Mais, cette semaine, je me trouvais à Paris et j’ai été suivre un cours au centre Anjaliom du 19ème et la jeune femme (honte à moi je ne connais pas son prénom!!) qui nous donnait le cours a mis l’accent sur cette action dans utthita parsvakonasana et nous a fait l’expérimenter, ce qui nous a valu de répéter la posture deux ou trois fois pendant de longues minutes !! Mais j’ai eu une petite révélation en suant!

Stabilité en bas – liberté en haut

Par l’action d’emboîter la tête du fémur dans la cavité iliaque on crée un troisième point fixe en plus des deux autres formés par les pieds fermement ancrés dans le sol. Le bas du corps est comme « indéformable » assurant une base stable pour le haut du corps qui acquiert alors espace et liberté. Dans utthita parsvakonasana le haut du corps tourne alors vers le ciel avec aisance depuis les reins en passant par les épaules et le cou qui suivent facilement!

Euréka! l’ensemble ancrage des pieds + compacité du bassin (par l’action « femur in the socket ») crée une base pour le haut du corps qui peut alors s’élancer verticalement et se mouvoir librement! N’est ce pas ce que l’on fait tout le temps en tadasana sans le savoir? (bon je parle pour moi).

parsvakonasana-femur

En allant plus loin dans mes recherches j’ai trouvé cet article en anglais, où l’on trouvera encore de nombreuses autres explications.
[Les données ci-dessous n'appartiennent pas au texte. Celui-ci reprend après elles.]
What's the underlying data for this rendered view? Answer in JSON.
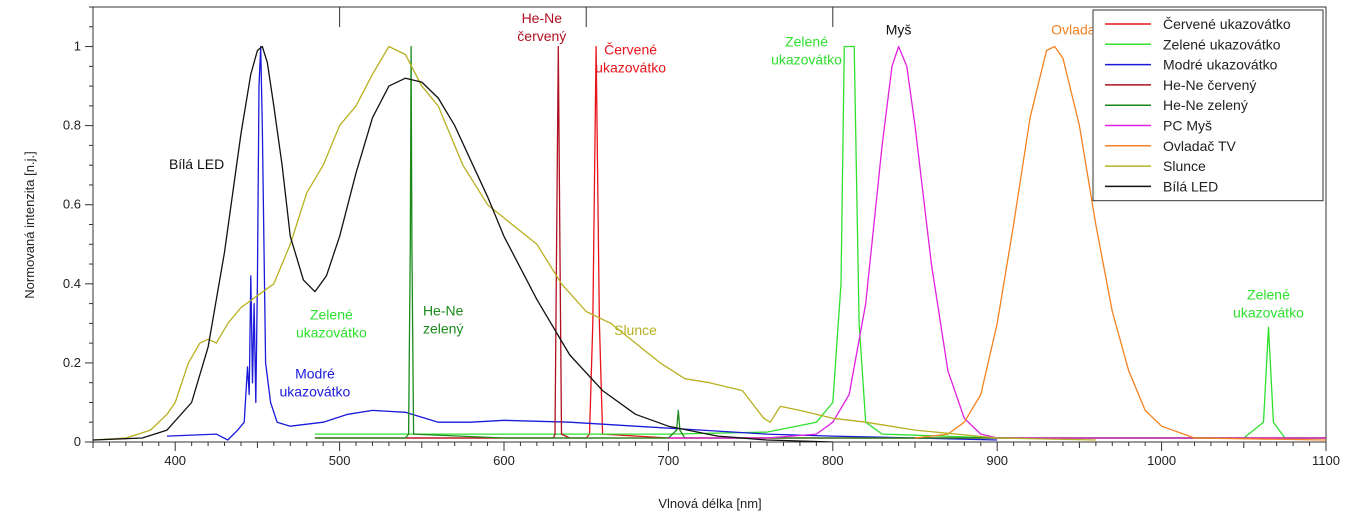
{
  "chart_data": {
    "type": "line",
    "title": "",
    "xlabel": "Vlnová délka [nm]",
    "ylabel": "Normovaná intenzita [n.j.]",
    "xlim": [
      350,
      1100
    ],
    "ylim": [
      0,
      1.1
    ],
    "x_ticks": [
      400,
      500,
      600,
      700,
      800,
      900,
      1000,
      1100
    ],
    "y_ticks": [
      0,
      0.2,
      0.4,
      0.6,
      0.8,
      1
    ],
    "grid": false,
    "legend_position": "top-right",
    "series": [
      {
        "name": "Červené ukazovátko",
        "color": "#e8141c",
        "points": [
          [
            485,
            0.01
          ],
          [
            600,
            0.01
          ],
          [
            650,
            0.01
          ],
          [
            652,
            0.02
          ],
          [
            654,
            0.3
          ],
          [
            656,
            1.0
          ],
          [
            658,
            0.3
          ],
          [
            660,
            0.02
          ],
          [
            700,
            0.01
          ],
          [
            900,
            0.01
          ],
          [
            1100,
            0.01
          ]
        ]
      },
      {
        "name": "Zelené ukazovátko",
        "color": "#2fe02f",
        "points": [
          [
            485,
            0.02
          ],
          [
            600,
            0.02
          ],
          [
            700,
            0.02
          ],
          [
            760,
            0.025
          ],
          [
            790,
            0.05
          ],
          [
            800,
            0.1
          ],
          [
            805,
            0.4
          ],
          [
            807,
            1.0
          ],
          [
            813,
            1.0
          ],
          [
            816,
            0.3
          ],
          [
            820,
            0.05
          ],
          [
            830,
            0.02
          ],
          [
            900,
            0.01
          ],
          [
            1050,
            0.01
          ],
          [
            1062,
            0.05
          ],
          [
            1065,
            0.29
          ],
          [
            1068,
            0.05
          ],
          [
            1075,
            0.01
          ],
          [
            1100,
            0.01
          ]
        ]
      },
      {
        "name": "Modré ukazovátko",
        "color": "#1a1adb",
        "points": [
          [
            395,
            0.015
          ],
          [
            425,
            0.02
          ],
          [
            432,
            0.005
          ],
          [
            438,
            0.03
          ],
          [
            442,
            0.05
          ],
          [
            444,
            0.19
          ],
          [
            445,
            0.12
          ],
          [
            446,
            0.42
          ],
          [
            447,
            0.15
          ],
          [
            448,
            0.35
          ],
          [
            449,
            0.1
          ],
          [
            450,
            0.4
          ],
          [
            451,
            0.9
          ],
          [
            452,
            1.0
          ],
          [
            453,
            0.8
          ],
          [
            455,
            0.2
          ],
          [
            458,
            0.1
          ],
          [
            462,
            0.05
          ],
          [
            470,
            0.04
          ],
          [
            490,
            0.05
          ],
          [
            505,
            0.07
          ],
          [
            520,
            0.08
          ],
          [
            540,
            0.075
          ],
          [
            560,
            0.05
          ],
          [
            580,
            0.05
          ],
          [
            600,
            0.055
          ],
          [
            640,
            0.05
          ],
          [
            680,
            0.04
          ],
          [
            720,
            0.03
          ],
          [
            760,
            0.02
          ],
          [
            800,
            0.015
          ],
          [
            850,
            0.01
          ],
          [
            900,
            0.005
          ]
        ]
      },
      {
        "name": "He-Ne červený",
        "color": "#b01020",
        "points": [
          [
            485,
            0.01
          ],
          [
            600,
            0.01
          ],
          [
            630,
            0.01
          ],
          [
            631,
            0.02
          ],
          [
            632,
            0.5
          ],
          [
            633,
            1.0
          ],
          [
            634,
            0.5
          ],
          [
            635,
            0.02
          ],
          [
            640,
            0.01
          ],
          [
            700,
            0.01
          ],
          [
            1100,
            0.01
          ]
        ]
      },
      {
        "name": "He-Ne zelený",
        "color": "#1b8a1b",
        "points": [
          [
            485,
            0.01
          ],
          [
            540,
            0.01
          ],
          [
            542,
            0.02
          ],
          [
            543,
            0.5
          ],
          [
            543.5,
            1.0
          ],
          [
            544,
            0.5
          ],
          [
            545,
            0.02
          ],
          [
            600,
            0.01
          ],
          [
            700,
            0.01
          ],
          [
            705,
            0.03
          ],
          [
            706,
            0.08
          ],
          [
            707,
            0.03
          ],
          [
            710,
            0.01
          ],
          [
            800,
            0.01
          ],
          [
            1100,
            0.01
          ]
        ]
      },
      {
        "name": "PC Myš",
        "color": "#e020e0",
        "points": [
          [
            700,
            0.01
          ],
          [
            760,
            0.01
          ],
          [
            790,
            0.02
          ],
          [
            800,
            0.05
          ],
          [
            810,
            0.12
          ],
          [
            820,
            0.35
          ],
          [
            830,
            0.75
          ],
          [
            836,
            0.95
          ],
          [
            840,
            1.0
          ],
          [
            845,
            0.95
          ],
          [
            850,
            0.8
          ],
          [
            860,
            0.45
          ],
          [
            870,
            0.18
          ],
          [
            880,
            0.06
          ],
          [
            890,
            0.02
          ],
          [
            900,
            0.01
          ],
          [
            1000,
            0.01
          ],
          [
            1100,
            0.01
          ]
        ]
      },
      {
        "name": "Ovladač TV",
        "color": "#f58220",
        "points": [
          [
            850,
            0.01
          ],
          [
            870,
            0.02
          ],
          [
            880,
            0.05
          ],
          [
            890,
            0.12
          ],
          [
            900,
            0.3
          ],
          [
            910,
            0.55
          ],
          [
            920,
            0.82
          ],
          [
            930,
            0.99
          ],
          [
            935,
            1.0
          ],
          [
            940,
            0.97
          ],
          [
            950,
            0.8
          ],
          [
            960,
            0.55
          ],
          [
            970,
            0.33
          ],
          [
            980,
            0.18
          ],
          [
            990,
            0.08
          ],
          [
            1000,
            0.04
          ],
          [
            1020,
            0.01
          ],
          [
            1100,
            0.005
          ]
        ]
      },
      {
        "name": "Slunce",
        "color": "#b8b020",
        "points": [
          [
            350,
            0.005
          ],
          [
            370,
            0.01
          ],
          [
            385,
            0.03
          ],
          [
            395,
            0.07
          ],
          [
            400,
            0.1
          ],
          [
            408,
            0.2
          ],
          [
            415,
            0.25
          ],
          [
            420,
            0.26
          ],
          [
            425,
            0.25
          ],
          [
            432,
            0.3
          ],
          [
            440,
            0.34
          ],
          [
            450,
            0.37
          ],
          [
            460,
            0.4
          ],
          [
            470,
            0.5
          ],
          [
            480,
            0.63
          ],
          [
            490,
            0.7
          ],
          [
            500,
            0.8
          ],
          [
            510,
            0.85
          ],
          [
            520,
            0.93
          ],
          [
            530,
            1.0
          ],
          [
            540,
            0.98
          ],
          [
            550,
            0.9
          ],
          [
            560,
            0.85
          ],
          [
            575,
            0.7
          ],
          [
            590,
            0.6
          ],
          [
            605,
            0.55
          ],
          [
            620,
            0.5
          ],
          [
            635,
            0.4
          ],
          [
            650,
            0.33
          ],
          [
            665,
            0.3
          ],
          [
            680,
            0.25
          ],
          [
            695,
            0.2
          ],
          [
            710,
            0.16
          ],
          [
            725,
            0.15
          ],
          [
            745,
            0.13
          ],
          [
            758,
            0.06
          ],
          [
            762,
            0.05
          ],
          [
            768,
            0.09
          ],
          [
            780,
            0.08
          ],
          [
            800,
            0.06
          ],
          [
            820,
            0.05
          ],
          [
            850,
            0.03
          ],
          [
            900,
            0.01
          ],
          [
            960,
            0.005
          ]
        ]
      },
      {
        "name": "Bílá LED",
        "color": "#111111",
        "points": [
          [
            350,
            0.005
          ],
          [
            380,
            0.01
          ],
          [
            395,
            0.03
          ],
          [
            410,
            0.1
          ],
          [
            420,
            0.24
          ],
          [
            430,
            0.48
          ],
          [
            440,
            0.78
          ],
          [
            446,
            0.93
          ],
          [
            450,
            0.99
          ],
          [
            453,
            1.0
          ],
          [
            456,
            0.96
          ],
          [
            460,
            0.85
          ],
          [
            465,
            0.7
          ],
          [
            470,
            0.52
          ],
          [
            478,
            0.41
          ],
          [
            485,
            0.38
          ],
          [
            492,
            0.42
          ],
          [
            500,
            0.52
          ],
          [
            510,
            0.68
          ],
          [
            520,
            0.82
          ],
          [
            530,
            0.9
          ],
          [
            540,
            0.92
          ],
          [
            550,
            0.91
          ],
          [
            560,
            0.87
          ],
          [
            570,
            0.8
          ],
          [
            580,
            0.71
          ],
          [
            590,
            0.62
          ],
          [
            600,
            0.52
          ],
          [
            620,
            0.36
          ],
          [
            640,
            0.22
          ],
          [
            660,
            0.13
          ],
          [
            680,
            0.07
          ],
          [
            700,
            0.04
          ],
          [
            730,
            0.015
          ],
          [
            760,
            0.005
          ],
          [
            800,
            0.0
          ]
        ]
      }
    ],
    "annotations": [
      {
        "lines": [
          "Bílá LED"
        ],
        "x": 413,
        "y": 0.69,
        "color": "#111111"
      },
      {
        "lines": [
          "Modré",
          "ukazovátko"
        ],
        "x": 485,
        "y": 0.16,
        "color": "#1a1adb"
      },
      {
        "lines": [
          "Zelené",
          "ukazovátko"
        ],
        "x": 495,
        "y": 0.31,
        "color": "#2fe02f"
      },
      {
        "lines": [
          "He-Ne",
          "zelený"
        ],
        "x": 563,
        "y": 0.32,
        "color": "#1b8a1b"
      },
      {
        "lines": [
          "He-Ne",
          "červený"
        ],
        "x": 623,
        "y": 1.06,
        "color": "#b01020"
      },
      {
        "lines": [
          "Červené",
          "ukazovátko"
        ],
        "x": 677,
        "y": 0.98,
        "color": "#e8141c"
      },
      {
        "lines": [
          "Slunce"
        ],
        "x": 680,
        "y": 0.27,
        "color": "#b8b020"
      },
      {
        "lines": [
          "Zelené",
          "ukazovátko"
        ],
        "x": 784,
        "y": 1.0,
        "color": "#2fe02f"
      },
      {
        "lines": [
          "Myš"
        ],
        "x": 840,
        "y": 1.03,
        "color": "#111111"
      },
      {
        "lines": [
          "Ovladač TV"
        ],
        "x": 955,
        "y": 1.03,
        "color": "#f58220"
      },
      {
        "lines": [
          "Zelené",
          "ukazovátko"
        ],
        "x": 1065,
        "y": 0.36,
        "color": "#2fe02f"
      }
    ]
  }
}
Anjaliom la première semaine du mois

Alors que la salle se remplissait, j’étais agréablement surprise de voir de nombreux garçons venir au cours dont un jeune homme bien bâti assis derrière moi qui a chanté l’invocation avec beaucoup de sensibilité. Notre jeune prof m’a impressionnée, en plus d’être très jolie et drôle, ses instructions étaient terriblement précises (même si la terminologie française me surprend à chaque fois) – cette semaine comme partout ailleurs dans les écoles Iyengar, le thème était les postures debout: ici, le tempo du cours était vraiment soutenu et les postures tenues longtemps… même le jeune homme bien bâti derrière moi a fini par souffler comme un bœuf, et moi j’étais plus bonne à rien après virabhadrasana III… Bref, j’ai sué mais j’ai vraiment appris! Je reviendrai, c’est sûr puisque je dois retourner à la capitale assez rapidement.